澹台倾走到买枣子的摊子前,伸手捡了颗枣子,拿起来闻了闻。她记得这个味道,涩涩的,就像自己现在的心情。
“哟,澹台将军!”卖枣子的伙计见了她立马迎了上来,笑盈盈地说:“我们这可是老字号了,这枣子又酸又甜,一颗颗比拇指还大!您尽管尝,好吃就多拿些!”
她把枣子放回去,对伙计说:“我买一斤。”
“不不不,”伙计冲她一咧嘴,“您可是大将军!我家娃子可崇拜您了!几个枣子算不得什么,怎么能要您的钱呢!”说着把包好的枣子地给她。
大将军。她在心中轻叹了一声,若是当年那个卖枣子的知道偷他枣子的人如今身份这等,不知会有何想法。

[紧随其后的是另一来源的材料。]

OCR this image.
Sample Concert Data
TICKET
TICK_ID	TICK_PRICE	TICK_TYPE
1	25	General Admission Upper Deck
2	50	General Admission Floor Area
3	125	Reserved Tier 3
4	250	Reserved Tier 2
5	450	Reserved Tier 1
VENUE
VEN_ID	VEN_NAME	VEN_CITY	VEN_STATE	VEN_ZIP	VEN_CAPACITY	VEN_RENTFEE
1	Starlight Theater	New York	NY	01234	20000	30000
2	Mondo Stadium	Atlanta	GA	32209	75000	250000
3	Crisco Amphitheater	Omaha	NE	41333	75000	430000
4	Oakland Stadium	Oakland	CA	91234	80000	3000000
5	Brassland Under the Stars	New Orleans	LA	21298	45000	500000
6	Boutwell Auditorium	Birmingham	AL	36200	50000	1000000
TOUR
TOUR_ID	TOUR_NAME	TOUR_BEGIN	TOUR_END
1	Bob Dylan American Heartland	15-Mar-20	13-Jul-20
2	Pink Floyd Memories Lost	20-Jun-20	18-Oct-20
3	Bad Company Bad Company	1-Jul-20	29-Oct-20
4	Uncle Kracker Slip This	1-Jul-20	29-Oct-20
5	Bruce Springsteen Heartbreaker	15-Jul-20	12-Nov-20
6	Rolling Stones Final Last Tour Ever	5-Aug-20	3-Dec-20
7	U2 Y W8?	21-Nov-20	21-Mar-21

澹台倾接过枣子,趁伙计不注意,将一锭银子放在摊上,悄无声息走回天策府。
星夜寂静。天策府的夜是肃穆得可怕的,四处重兵把守,整齐的脚步声一遍接一遍地响,忽近忽远。澹台倾穿着绯色长裙坐在月光下,怀里揣着那包枣子。她吃了一颗又一颗,细嚼慢咽,枣子还是那么酸,只是吃着再没有那种快感,也不会再掉眼泪。
也是,再也没有人会陪着她哭了,那她一个人流泪,又有什么意思?
蓦然抬头,她恍惚记得有一次深夜,她率军围城。敌邦城破之时,伴随狼烟四起的还有可撼天地的呜咽哭声,她提着枪踏过敌人的尸体来到被俘的平民面前,皱起眉,这些平民大多为女子,有老有少。询问之下才得知,城里的成年男子都被征去当兵了,去了好再也没有回来。有老妇在家中盼望儿子归来,有少妇日夜思念自己的丈夫,有少女时刻惦记着心上人回乡成亲。然而她们等来的只有敌人的刀剑和自己儿子、丈夫、心上人的冰凉尸骨。
最痛莫过心死,自此之后心死之人又徒添多少?
澹台倾默默地听她们哭喊,心头一紧,吩咐道:“将这些士兵葬好,再发给每人一些银两衣物,让她们吃饱了再离开。不愿走的,就帮她们置些家室,让她们留下。”
毕竟,她也是个女子。等了五年,却要与要等之人相背而驰越走越远,也不过是心死。
“阿倾。”
澹台倾一愣,望见一个穿着鹅绒色长裙的女子走了过来,正是那日与陆少渺对话的那个女子。她走到澹台倾面前停下,展颜一笑,“你回来了啊。”
“伽涟,你怎么来了?”澹台倾颇感惊喜,站起身来,怀中的枣子却散了一地。女子躬身拾起一颗,放在手心把玩,笑了一声,反问:“我怎么不能来?”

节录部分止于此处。